Sono dunque inevitabilmente molte le scelte creative che questi due autori non hanno condiviso né conosciuto e sulle quali non hanno mai addotto, giustamente, alcuna pretesa per il semplice fatto che essi hanno cessato di partecipare al lavoro di scrittura molto prima che questo raggiungesse la fase dello sviluppo e dell’approvazione finale delle sceneggiature.

Tutti noi riconosciamo che il diritto d’autore dev’essere rispettato e che la “finitezza” del prodotto, la sua integrità morale e materiale, sia alla base del patto che si stabilisce fra tutti gli aventi causa della produzione di un progetto.

Al di là del condivisibile intento, tuttavia, ci preme sottolineare che, nello specifico, i fatti dati per assodati tanto nel comunicato stampa quanto nella lettera aperta ai dirigenti Rai, semplicemente non rispondono al vero. Ribadiamo che gli autori sono stati informati e, vista la necessità di intervenire sul materiale, hanno partecipato direttamente al processo di riscrittura in montaggio cercando di apportare le modifiche al meglio delle loro possibilità. Va inoltre sottolineato che tutto ciò prescinde dal merito della questione, come le stesse sigle sindacali ricordano, sull’applicazione della Legge sulla Par Conditio, che attiene ad aspetti di carattere legale di competenza Rai e non a quelli di carattere autoriale dei quali si sta parlando.

Concludiamo segnalando che, in futuro, prima di dare per certi e avvenuti fatti che certi non sono, sarebbe quanto meno auspicabile informarsi e chiedere come siano andate realmente le cose.
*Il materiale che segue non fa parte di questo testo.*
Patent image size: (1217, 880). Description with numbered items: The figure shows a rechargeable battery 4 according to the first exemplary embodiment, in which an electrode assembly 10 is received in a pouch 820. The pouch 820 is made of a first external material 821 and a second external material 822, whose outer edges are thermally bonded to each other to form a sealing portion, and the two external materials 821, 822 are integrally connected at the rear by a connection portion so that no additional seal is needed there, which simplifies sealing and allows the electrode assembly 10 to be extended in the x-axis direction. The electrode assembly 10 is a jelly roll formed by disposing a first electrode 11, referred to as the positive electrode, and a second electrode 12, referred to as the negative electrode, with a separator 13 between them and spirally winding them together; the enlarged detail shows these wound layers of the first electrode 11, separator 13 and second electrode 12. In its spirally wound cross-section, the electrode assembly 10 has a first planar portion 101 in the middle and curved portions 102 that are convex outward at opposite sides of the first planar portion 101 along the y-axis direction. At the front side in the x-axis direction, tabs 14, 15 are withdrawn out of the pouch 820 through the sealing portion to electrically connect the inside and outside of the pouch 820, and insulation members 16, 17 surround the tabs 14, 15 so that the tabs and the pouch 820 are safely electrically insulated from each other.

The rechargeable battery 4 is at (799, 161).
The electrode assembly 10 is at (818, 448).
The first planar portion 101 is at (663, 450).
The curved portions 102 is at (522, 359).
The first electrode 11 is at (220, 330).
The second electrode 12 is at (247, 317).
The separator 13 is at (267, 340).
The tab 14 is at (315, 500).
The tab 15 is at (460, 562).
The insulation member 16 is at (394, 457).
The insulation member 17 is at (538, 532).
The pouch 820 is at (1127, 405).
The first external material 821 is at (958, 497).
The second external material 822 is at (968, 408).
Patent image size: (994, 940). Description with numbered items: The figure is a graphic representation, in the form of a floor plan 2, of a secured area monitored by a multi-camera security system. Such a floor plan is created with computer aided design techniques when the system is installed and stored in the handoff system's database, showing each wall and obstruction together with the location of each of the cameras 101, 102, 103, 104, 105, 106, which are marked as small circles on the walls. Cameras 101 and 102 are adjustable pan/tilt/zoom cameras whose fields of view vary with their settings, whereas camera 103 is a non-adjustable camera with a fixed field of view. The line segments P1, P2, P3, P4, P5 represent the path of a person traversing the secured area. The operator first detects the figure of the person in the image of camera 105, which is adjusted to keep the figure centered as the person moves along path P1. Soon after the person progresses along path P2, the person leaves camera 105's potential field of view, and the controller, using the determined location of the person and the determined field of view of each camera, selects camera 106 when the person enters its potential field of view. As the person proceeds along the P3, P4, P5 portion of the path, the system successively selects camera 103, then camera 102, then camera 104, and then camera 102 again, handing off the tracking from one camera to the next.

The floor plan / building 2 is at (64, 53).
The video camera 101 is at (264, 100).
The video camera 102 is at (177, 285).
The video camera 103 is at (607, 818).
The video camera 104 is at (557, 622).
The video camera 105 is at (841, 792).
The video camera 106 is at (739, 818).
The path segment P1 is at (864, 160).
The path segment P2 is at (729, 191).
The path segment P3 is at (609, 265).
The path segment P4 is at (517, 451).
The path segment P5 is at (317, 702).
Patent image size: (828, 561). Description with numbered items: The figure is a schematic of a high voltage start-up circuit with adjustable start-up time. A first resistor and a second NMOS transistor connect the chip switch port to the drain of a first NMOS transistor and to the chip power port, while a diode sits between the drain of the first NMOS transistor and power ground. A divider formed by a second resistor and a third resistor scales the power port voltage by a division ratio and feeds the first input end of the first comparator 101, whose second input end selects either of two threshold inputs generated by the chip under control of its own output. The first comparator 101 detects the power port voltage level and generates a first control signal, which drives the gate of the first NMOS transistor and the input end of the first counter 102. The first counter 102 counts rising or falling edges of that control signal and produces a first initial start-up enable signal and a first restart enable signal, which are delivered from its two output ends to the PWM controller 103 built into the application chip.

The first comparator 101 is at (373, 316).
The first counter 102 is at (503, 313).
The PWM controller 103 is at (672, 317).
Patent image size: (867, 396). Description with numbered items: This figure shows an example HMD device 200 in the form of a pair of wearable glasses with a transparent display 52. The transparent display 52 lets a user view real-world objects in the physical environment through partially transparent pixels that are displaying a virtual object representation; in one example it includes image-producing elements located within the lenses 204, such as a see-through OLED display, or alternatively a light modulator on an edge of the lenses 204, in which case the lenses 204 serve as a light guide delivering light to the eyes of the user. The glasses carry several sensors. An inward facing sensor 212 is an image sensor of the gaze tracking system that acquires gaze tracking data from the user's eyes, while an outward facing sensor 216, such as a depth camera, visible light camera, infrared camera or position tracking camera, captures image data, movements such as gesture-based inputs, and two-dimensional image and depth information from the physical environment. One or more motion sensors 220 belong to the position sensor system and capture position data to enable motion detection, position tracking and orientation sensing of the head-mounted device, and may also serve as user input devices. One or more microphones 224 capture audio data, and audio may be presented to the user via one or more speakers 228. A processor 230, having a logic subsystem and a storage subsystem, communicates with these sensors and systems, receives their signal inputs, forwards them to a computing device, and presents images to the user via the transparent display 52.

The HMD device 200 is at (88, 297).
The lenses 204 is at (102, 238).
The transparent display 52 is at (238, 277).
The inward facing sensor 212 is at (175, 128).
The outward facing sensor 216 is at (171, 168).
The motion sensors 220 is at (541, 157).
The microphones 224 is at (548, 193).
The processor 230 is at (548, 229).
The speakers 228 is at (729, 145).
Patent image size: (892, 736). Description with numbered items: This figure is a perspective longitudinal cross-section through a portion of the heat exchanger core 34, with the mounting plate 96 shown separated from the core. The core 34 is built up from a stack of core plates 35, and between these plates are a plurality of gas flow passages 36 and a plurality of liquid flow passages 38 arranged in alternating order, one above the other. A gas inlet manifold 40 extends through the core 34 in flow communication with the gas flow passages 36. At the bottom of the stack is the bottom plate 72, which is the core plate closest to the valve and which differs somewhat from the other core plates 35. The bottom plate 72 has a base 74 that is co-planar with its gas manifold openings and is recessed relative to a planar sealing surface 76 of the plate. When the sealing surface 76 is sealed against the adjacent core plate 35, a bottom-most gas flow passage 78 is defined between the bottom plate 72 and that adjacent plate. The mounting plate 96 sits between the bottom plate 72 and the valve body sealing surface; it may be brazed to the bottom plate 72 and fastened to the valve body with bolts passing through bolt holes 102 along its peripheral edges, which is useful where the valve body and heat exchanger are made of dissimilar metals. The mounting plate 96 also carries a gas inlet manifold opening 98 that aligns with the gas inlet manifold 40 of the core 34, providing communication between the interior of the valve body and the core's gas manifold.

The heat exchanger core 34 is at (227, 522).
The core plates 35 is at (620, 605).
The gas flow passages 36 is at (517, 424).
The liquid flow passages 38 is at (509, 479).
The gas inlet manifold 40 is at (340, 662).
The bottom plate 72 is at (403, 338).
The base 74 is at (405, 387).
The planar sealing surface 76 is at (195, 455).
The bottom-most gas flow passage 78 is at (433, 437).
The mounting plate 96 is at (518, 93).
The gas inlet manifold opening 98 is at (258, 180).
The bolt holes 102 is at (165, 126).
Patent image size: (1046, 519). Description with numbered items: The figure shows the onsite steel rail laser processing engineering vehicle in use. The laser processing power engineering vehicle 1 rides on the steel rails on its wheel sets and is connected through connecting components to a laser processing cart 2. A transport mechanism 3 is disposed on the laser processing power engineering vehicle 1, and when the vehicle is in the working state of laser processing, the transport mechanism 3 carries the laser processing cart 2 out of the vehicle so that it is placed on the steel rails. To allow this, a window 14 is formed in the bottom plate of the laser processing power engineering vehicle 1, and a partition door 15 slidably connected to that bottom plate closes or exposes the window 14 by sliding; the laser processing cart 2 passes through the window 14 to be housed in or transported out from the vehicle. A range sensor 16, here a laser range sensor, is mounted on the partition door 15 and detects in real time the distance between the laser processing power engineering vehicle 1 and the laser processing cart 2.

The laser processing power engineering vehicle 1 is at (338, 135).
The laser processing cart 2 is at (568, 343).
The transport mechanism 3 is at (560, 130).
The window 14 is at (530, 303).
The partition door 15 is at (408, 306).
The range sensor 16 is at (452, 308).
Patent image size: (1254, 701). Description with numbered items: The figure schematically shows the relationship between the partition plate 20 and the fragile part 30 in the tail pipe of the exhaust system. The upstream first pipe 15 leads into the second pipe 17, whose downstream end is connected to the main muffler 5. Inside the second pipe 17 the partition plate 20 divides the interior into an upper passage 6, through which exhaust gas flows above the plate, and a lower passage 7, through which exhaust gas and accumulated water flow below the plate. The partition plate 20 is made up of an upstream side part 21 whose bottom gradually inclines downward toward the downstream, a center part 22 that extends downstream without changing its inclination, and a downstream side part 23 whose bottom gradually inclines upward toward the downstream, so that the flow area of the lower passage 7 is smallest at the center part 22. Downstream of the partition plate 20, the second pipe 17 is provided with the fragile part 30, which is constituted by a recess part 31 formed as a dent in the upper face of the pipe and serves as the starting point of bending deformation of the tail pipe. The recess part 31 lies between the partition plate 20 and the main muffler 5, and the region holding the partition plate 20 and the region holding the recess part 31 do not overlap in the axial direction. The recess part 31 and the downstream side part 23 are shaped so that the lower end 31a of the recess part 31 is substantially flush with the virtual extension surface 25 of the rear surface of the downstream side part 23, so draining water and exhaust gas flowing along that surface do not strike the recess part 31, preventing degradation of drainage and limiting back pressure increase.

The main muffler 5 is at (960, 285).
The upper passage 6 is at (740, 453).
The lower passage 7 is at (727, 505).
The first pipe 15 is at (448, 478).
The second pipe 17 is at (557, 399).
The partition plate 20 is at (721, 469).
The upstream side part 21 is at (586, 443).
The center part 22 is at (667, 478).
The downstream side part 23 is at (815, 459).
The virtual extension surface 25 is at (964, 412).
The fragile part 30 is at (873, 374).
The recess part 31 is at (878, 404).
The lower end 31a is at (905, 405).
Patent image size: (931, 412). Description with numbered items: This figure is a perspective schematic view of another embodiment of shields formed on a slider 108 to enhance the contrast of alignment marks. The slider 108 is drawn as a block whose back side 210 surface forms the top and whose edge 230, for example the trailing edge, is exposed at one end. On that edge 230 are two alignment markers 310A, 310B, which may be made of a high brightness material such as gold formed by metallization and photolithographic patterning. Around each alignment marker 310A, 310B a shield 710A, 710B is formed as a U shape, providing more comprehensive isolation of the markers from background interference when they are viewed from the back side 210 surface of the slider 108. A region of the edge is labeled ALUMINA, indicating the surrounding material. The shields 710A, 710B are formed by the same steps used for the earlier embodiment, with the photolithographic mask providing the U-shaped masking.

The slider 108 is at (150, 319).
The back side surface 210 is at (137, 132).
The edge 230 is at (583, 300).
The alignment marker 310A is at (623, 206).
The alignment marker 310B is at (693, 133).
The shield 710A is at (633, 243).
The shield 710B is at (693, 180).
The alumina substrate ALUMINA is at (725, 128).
Una telefonata ad uno qualsiasi degli autori sarebbe, infatti, stata sufficiente a evitare sgradevoli e palesi imprecisioni che, a nostro avviso, vanno a offuscare e inficiare le buone intenzioni di fondo delle iniziativa presa dalla WGI e dalle altre sigle.

Gli autori di “Una Buona Stagione”, in ordine alfabetico

Stefania Bertola, Valerio D’Annunzio, Maurizio De Angelis, Fabio Jephcott, Gianni Lepre, Antonio Silvestre, Stefano Voltaggio

Nel pieno rispetto della rappresentazione ufficiale dell’accaduto dei nostri colleghi, al netto delle telefonate intercorse e poi smentite, ricordiamo a tutti che la legge sul Diritto d’Autore garantisce il diritto inalienabile della paternità dell’opera a tutti gli autori che vi hanno partecipato (nella fattispecie i due autori a cui si fa riferimento nella lettera sono co-autori del soggetto di serie). Questo aspetto della legge, smentito in un passaggio nel quale si sottolinea “l’estraneità” dei due colleghi che hanno transato ben prima dei tagli operati, e che per questa ragione non sarebbero stati contattati in quanto tenutari solo di una non meglio specificata “formale titolarità del diritto”, evidenzia quanto la consuetudine di considerare gli scrittori meri esecutori di un mandato da parte di terzi sia ormai divenuto sentire comune persino da parte degli autori stessi. Neanche fossimo in regime di copyright.

Ci chiediamo: la legge sul Diritto D’Autore va riformata o semplicemente applicata?